Öyleyse sabret. Muhakkak ki Allah'ın vaadi haktır. Onlara vaadettiklerimizin (azabın), bir kısmını sana gösteririz veya seni (daha önce) öldürürüz. Sonunda onlar Bize döndürülecekler.
40 / MU'MİN - 78
Ve lekad erselnâ rusulen min kablike minhum men kasasnâ aleyke ve minhum men lem naksus aleyk(aleyke), ve mâ kâne li resûlin en ye’tiye bi âyetin illâ bi iznillâh(iznillâhi), fe izâ câe emrullâhi kudıye bil hakkı ve hasire hunâlikel mubtılûn(mubtılûne).

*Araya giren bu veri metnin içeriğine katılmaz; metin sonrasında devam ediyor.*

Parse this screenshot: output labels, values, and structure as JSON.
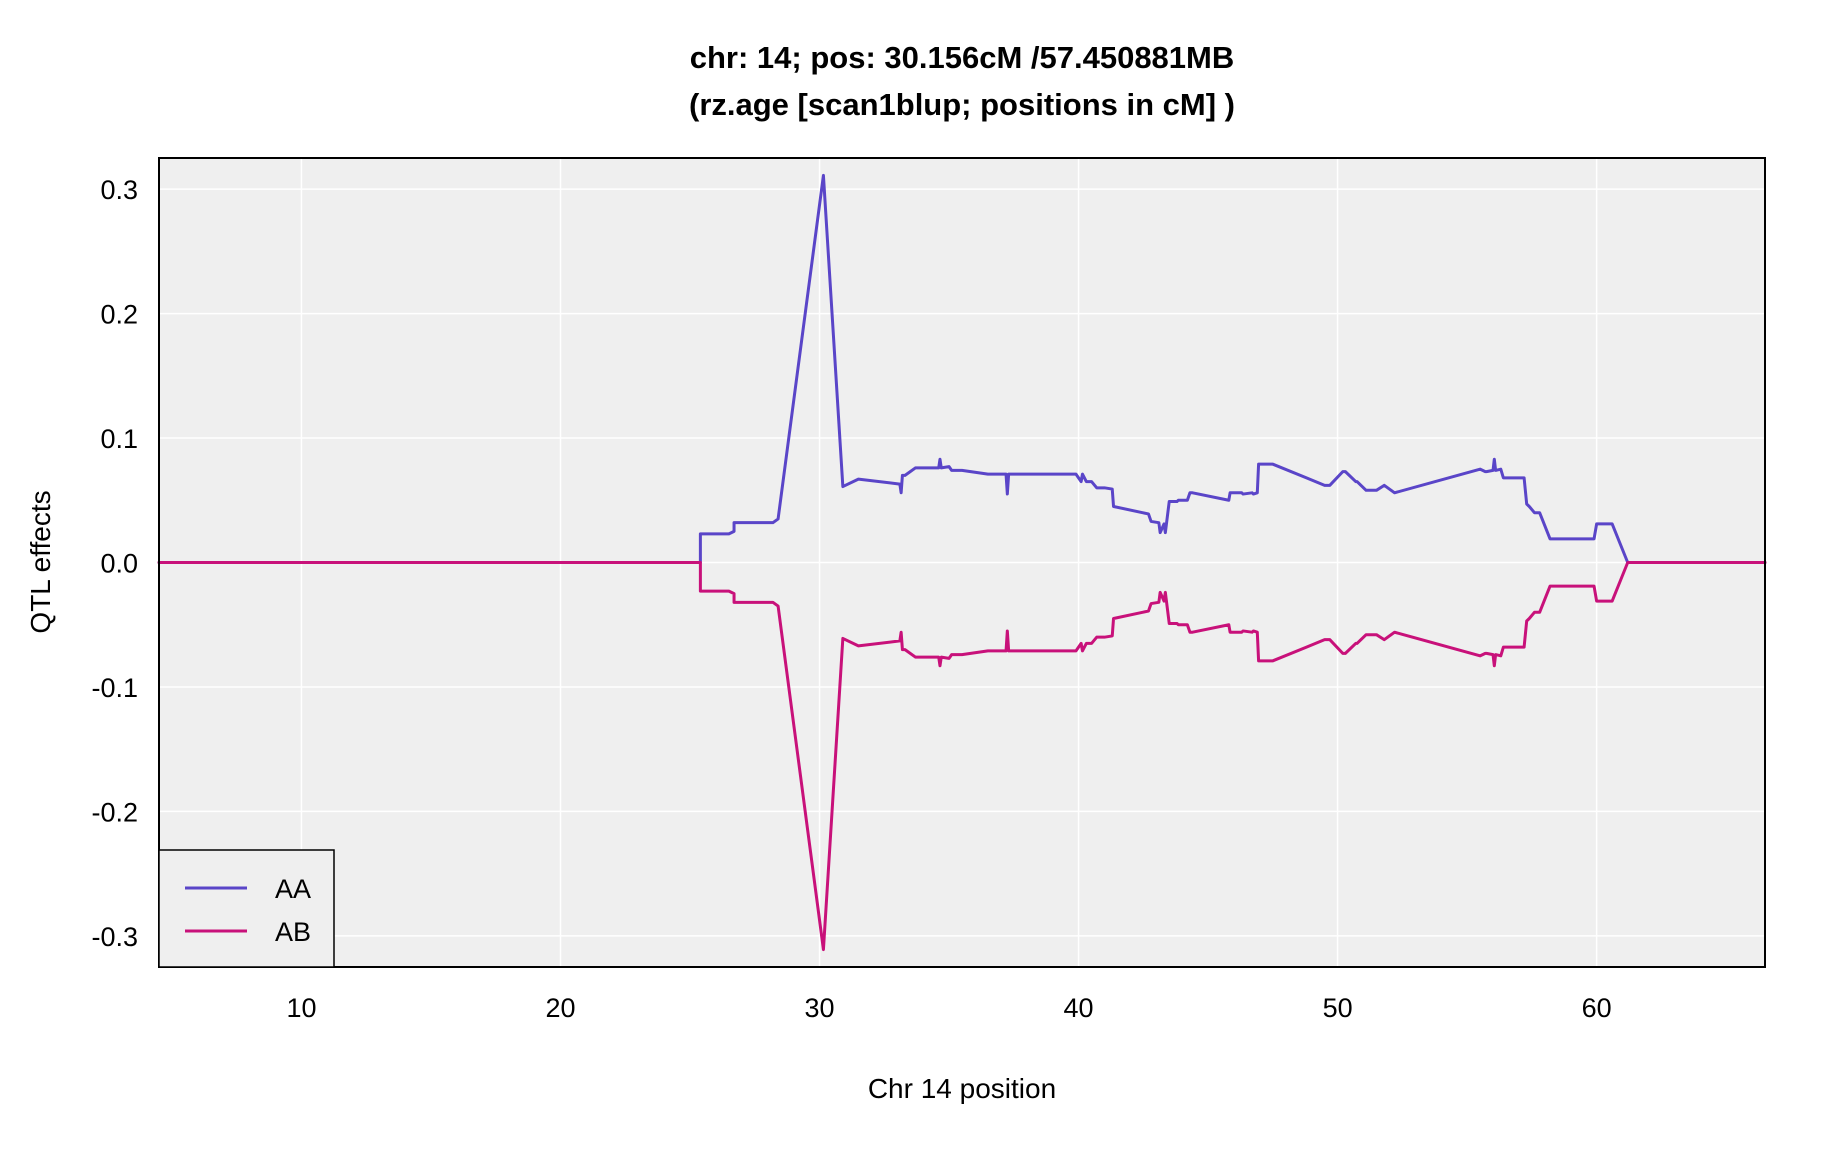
{
  "chart_data": {
    "type": "line",
    "title": "chr: 14; pos: 30.156cM /57.450881MB",
    "subtitle": "(rz.age [scan1blup; positions in cM] )",
    "xlabel": "Chr 14 position",
    "ylabel": "QTL effects",
    "xlim": [
      4.5,
      66.5
    ],
    "ylim": [
      -0.325,
      0.325
    ],
    "xticks": [
      10,
      20,
      30,
      40,
      50,
      60
    ],
    "xtick_labels": [
      "10",
      "20",
      "30",
      "40",
      "50",
      "60"
    ],
    "yticks": [
      -0.3,
      -0.2,
      -0.1,
      0.0,
      0.1,
      0.2,
      0.3
    ],
    "ytick_labels": [
      "-0.3",
      "-0.2",
      "-0.1",
      "0.0",
      "0.1",
      "0.2",
      "0.3"
    ],
    "grid": true,
    "legend_position": "bottom-left",
    "background_color": "#efefef",
    "series": [
      {
        "name": "AA",
        "color": "#5a45c8",
        "x": [
          4.5,
          25.4,
          25.4,
          26.5,
          26.7,
          26.7,
          28.2,
          28.4,
          30.15,
          30.9,
          31.5,
          33.1,
          33.15,
          33.2,
          33.3,
          33.7,
          34.6,
          34.65,
          34.7,
          35.0,
          35.1,
          35.5,
          36.5,
          37.2,
          37.25,
          37.3,
          39.9,
          40.1,
          40.15,
          40.3,
          40.5,
          40.7,
          41.0,
          41.3,
          41.35,
          42.7,
          42.8,
          43.1,
          43.15,
          43.3,
          43.35,
          43.5,
          43.8,
          43.85,
          44.2,
          44.3,
          44.4,
          45.8,
          45.85,
          46.3,
          46.35,
          46.7,
          46.75,
          46.9,
          46.95,
          47.5,
          48.8,
          49.5,
          49.7,
          50.2,
          50.3,
          50.7,
          50.75,
          51.1,
          51.45,
          51.5,
          51.8,
          52.2,
          55.5,
          55.7,
          55.75,
          56.0,
          56.05,
          56.1,
          56.3,
          56.4,
          56.6,
          57.2,
          57.3,
          57.4,
          57.6,
          57.8,
          58.2,
          58.8,
          59.9,
          60.0,
          60.4,
          60.6,
          61.2,
          66.5
        ],
        "y": [
          0.0,
          0.0,
          0.023,
          0.023,
          0.025,
          0.032,
          0.032,
          0.035,
          0.311,
          0.061,
          0.067,
          0.063,
          0.056,
          0.07,
          0.07,
          0.076,
          0.076,
          0.083,
          0.076,
          0.077,
          0.074,
          0.074,
          0.071,
          0.071,
          0.055,
          0.071,
          0.071,
          0.065,
          0.071,
          0.065,
          0.065,
          0.06,
          0.06,
          0.059,
          0.045,
          0.039,
          0.033,
          0.032,
          0.024,
          0.031,
          0.024,
          0.049,
          0.049,
          0.05,
          0.05,
          0.056,
          0.056,
          0.05,
          0.056,
          0.056,
          0.055,
          0.056,
          0.055,
          0.056,
          0.079,
          0.079,
          0.068,
          0.062,
          0.062,
          0.073,
          0.073,
          0.065,
          0.065,
          0.058,
          0.058,
          0.058,
          0.062,
          0.056,
          0.075,
          0.073,
          0.073,
          0.074,
          0.083,
          0.074,
          0.075,
          0.068,
          0.068,
          0.068,
          0.047,
          0.045,
          0.04,
          0.04,
          0.019,
          0.019,
          0.019,
          0.031,
          0.031,
          0.031,
          0.0,
          0.0
        ]
      },
      {
        "name": "AB",
        "color": "#c8117a",
        "x": [
          4.5,
          25.4,
          25.4,
          26.5,
          26.7,
          26.7,
          28.2,
          28.4,
          30.15,
          30.9,
          31.5,
          33.1,
          33.15,
          33.2,
          33.3,
          33.7,
          34.6,
          34.65,
          34.7,
          35.0,
          35.1,
          35.5,
          36.5,
          37.2,
          37.25,
          37.3,
          39.9,
          40.1,
          40.15,
          40.3,
          40.5,
          40.7,
          41.0,
          41.3,
          41.35,
          42.7,
          42.8,
          43.1,
          43.15,
          43.3,
          43.35,
          43.5,
          43.8,
          43.85,
          44.2,
          44.3,
          44.4,
          45.8,
          45.85,
          46.3,
          46.35,
          46.7,
          46.75,
          46.9,
          46.95,
          47.5,
          48.8,
          49.5,
          49.7,
          50.2,
          50.3,
          50.7,
          50.75,
          51.1,
          51.45,
          51.5,
          51.8,
          52.2,
          55.5,
          55.7,
          55.75,
          56.0,
          56.05,
          56.1,
          56.3,
          56.4,
          56.6,
          57.2,
          57.3,
          57.4,
          57.6,
          57.8,
          58.2,
          58.8,
          59.9,
          60.0,
          60.4,
          60.6,
          61.2,
          66.5
        ],
        "y": [
          0.0,
          0.0,
          -0.023,
          -0.023,
          -0.025,
          -0.032,
          -0.032,
          -0.035,
          -0.311,
          -0.061,
          -0.067,
          -0.063,
          -0.056,
          -0.07,
          -0.07,
          -0.076,
          -0.076,
          -0.083,
          -0.076,
          -0.077,
          -0.074,
          -0.074,
          -0.071,
          -0.071,
          -0.055,
          -0.071,
          -0.071,
          -0.065,
          -0.071,
          -0.065,
          -0.065,
          -0.06,
          -0.06,
          -0.059,
          -0.045,
          -0.039,
          -0.033,
          -0.032,
          -0.024,
          -0.031,
          -0.024,
          -0.049,
          -0.049,
          -0.05,
          -0.05,
          -0.056,
          -0.056,
          -0.05,
          -0.056,
          -0.056,
          -0.055,
          -0.056,
          -0.055,
          -0.056,
          -0.079,
          -0.079,
          -0.068,
          -0.062,
          -0.062,
          -0.073,
          -0.073,
          -0.065,
          -0.065,
          -0.058,
          -0.058,
          -0.058,
          -0.062,
          -0.056,
          -0.075,
          -0.073,
          -0.073,
          -0.074,
          -0.083,
          -0.074,
          -0.075,
          -0.068,
          -0.068,
          -0.068,
          -0.047,
          -0.045,
          -0.04,
          -0.04,
          -0.019,
          -0.019,
          -0.019,
          -0.031,
          -0.031,
          -0.031,
          0.0,
          0.0
        ]
      }
    ]
  }
}
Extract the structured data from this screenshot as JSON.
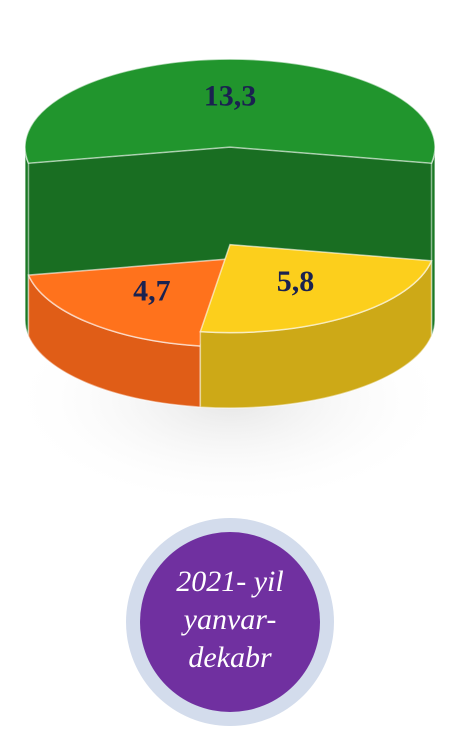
{
  "chart_data": {
    "type": "pie",
    "values": [
      13.3,
      5.8,
      4.7
    ],
    "value_labels": [
      "13,3",
      "5,8",
      "4,7"
    ],
    "colors": [
      "#1f8a2a",
      "#e9c01a",
      "#ff6a1a"
    ],
    "annotation": [
      "2021- yil",
      "yanvar-",
      "dekabr"
    ]
  }
}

Ve andolsun ki senden önce (de) resûller gönderdik. Onlardan bir kısmını sana anlattık ve bir kısmını sana anlatmadık. Allah'ın izni olmadan bir resûlün âyet getirmesi olamaz. Artık Allah'ın emri geldiği zaman hak ile hükmedilmiş olur. Ve bâtılı isteyenler, orada hüsran uğramışlardır.
40 / MU'MİN - 79
Allâhullezî ceale lekumul en’âme li terkebû minhâ ve minhâ te’kulûn(te’kulûne).
O Allah ki, "onun üzerine binin ve onun (etinden) yeyin" diye sizin için hayvanlar var etti.
40 / MU'MİN - 80
Ve lekum fîhâ menâfiu ve li teblugû aleyhâ hâceten fî sudûrikum ve aleyhâ ve alel fulki tuhmelûn(tuhmelûne).
Ve onda (hayvanlarda) sizin için menfaatler (faydalar) vardır. Ve onun üzerinde, gönüllerinizdeki hacetlere (gideceğiniz yerlere) ulaşmanız için. Onların (hayvanların) ve gemilerin üzerinde taşınırsınız.
40 / MU'MİN - 81
Ve yurîkum âyâtihî fe eyye âyâtillâhi tunkirûn(tunkirûne).
Ve (Allah) size âyetlerini gösteriyor. Öyleyse Allah'ın hangi âyetlerini inkâr ediyorsunuz?
40 / MU'MİN - 82
E fe lem yesîrû fîl ardı fe yenzurû keyfe kâne âkıbetullezîne min kablihim, kânû eksere minhum ve eşedde kuvveten ve âsâren fîl ardı femâ agnâ anhum mâ kânû yeksibûn(yeksibûne).
Onlar yeryüzünde dolaşmadılar mı ki? Onlardan öncekilerin akıbetleri nasıl oldu baksınlar. Ve onların çoğu, kuvvet ve eserler bakımından yeryüzünde kendilerinden daha üstündüler. Fakat kazanmış oldukları şeyler, onlara fayda vermedi.
40 / MU'MİN - 83
Fe lemmâ câethum rusuluhum bil beyyinâti ferihû bimâ indehum minel ilmi ve hâka bihim mâ kânû bihî yestehziûn(yestehziûne).
Onlara resûlleri beyyinelerle geldiği zaman yanlarındaki ilim sebebiyle şımardılar. Ve alay etmiş oldukları şey onları kuşattı.
40 / MU'MİN - 84
Fe lemmâ reev be’senâ kâlû âmennâ billâhi vahdehu ve kefernâ bimâ kunnâ bihî muşrikîn(muşrikîne).
Bizim şiddetli azabımızı gördükleri zaman: "Allah'a ve O'nun Tek'liğine îmân ettik. Ve O'na şirk koştuğumuz şeyleri inkâr ettik." dediler.
40 / MU'MİN - 85
Fe lem yeku yenfeuhum îmânuhum lemmâ reev be’senâ, sunnetâllahilletî kad halet fî ibâdih(ibâdihî), ve hasire hunâlikel kâfirûn(kâfirûne).
Şiddetli azabımızı gördükleri zaman artık onların îmânı, onlara bir fayda vermedi. Allah'ın, kulları hakkındaki gelip geçen sünneti (kanunu) budur. Kâfirler orada hüsrana uğradılar.